Upstream movement addresses the issues created by the generation flush by providing a sustainable source of unique content that is not affected by a changing viewer base. It also creates a competitive advantage that will be difficult to replicate. If Twitch is proactive in undertaking this content creation while operating as the most prominent service among hardcore gamers, the degree of loyalty it accumulates will serve as a sustainable leadership position.
TwitchCup: a Twitch Original
Currently, the most popular games such as DotA 2 can have a standalone tournament and attract 3M concurrent viewers worldwide. On the other hand, less popular games like Hearthstone and Call of Duty only attracted 80,000 to 135,000 concurrent viewers at their events, despite being supported by the powerhouse Blizzard. There are also many games that only have online tournaments because there is not enough interest to support a physical event. In comparison, Twitch hosted the inaugural tournament for H1Z1, a much lesser-known game at TwitchCon, and drew 140,000 concurrent viewers.

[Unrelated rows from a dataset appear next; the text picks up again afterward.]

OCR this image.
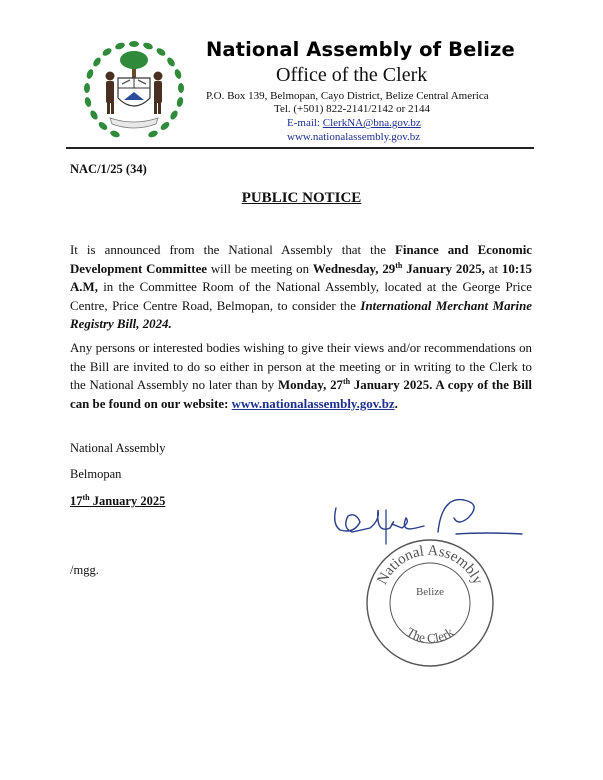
National Assembly of Belize
Office of the Clerk
P.O. Box 139, Belmopan, Cayo District, Belize Central America
Tel. (+501) 822-2141/2142 or 2144
E-mail: ClerkNA@bna.gov.bz
www.nationalassembly.gov.bz
NAC/1/25 (34)
PUBLIC NOTICE
It is announced from the National Assembly that the Finance and Economic Development Committee will be meeting on Wednesday, 29th January 2025, at 10:15 A.M, in the Committee Room of the National Assembly, located at the George Price Centre, Price Centre Road, Belmopan, to consider the International Merchant Marine Registry Bill, 2024.
Any persons or interested bodies wishing to give their views and/or recommendations on the Bill are invited to do so either in person at the meeting or in writing to the Clerk to the National Assembly no later than by Monday, 27th January 2025. A copy of the Bill can be found on our website: www.nationalassembly.gov.bz.
National Assembly
Belmopan
17th January 2025
/mgg.
National Assembly
Belize
The Clerk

In TwitchCon, Twitch’s largec ommunity allowed it to consolidate several small events and draw an overall larger audience. This can be applied to consolidate mid- sized tournaments for games such as Hearthstone and Street Fighter, as well as intercollegiate tournaments that have little organizational support. Twitch can host the “TwitchCup” throughout two days where several gaming tournaments are held, and add in panels and mini-events similar to how it did in TwitchCon. Doing so will generate a larger audience for each tournament, which benefits all partnering organizations. As for Twitch, merchandise shops, sponsorships, and ticket sales can generate over $1M in revenue for the inaugural TwitchCup, which will grow every year. Increasing involvement and further investing in the gaming community will cement Twitch as the preferred streaming platform.
Creating the Next Gen
By recognizing the changing landscape of the live game- streaming industry and reacting accordingly, Twitch will be able to build upon a foundation of new revenue streams and unique upstream content creation. The exclusive content, rich community interaction, effective monetization, and brand equity will serve as pillars of differentiation that allow Twitch to provide a unique value proposition that captures gamers. This strategy will build a defensible competitive advantage for Twitch, and thus sustain its growth in the long run. At the rate that the gaming industry is growing at, Twitch is on track to become the best acquisition Amazon has made to date.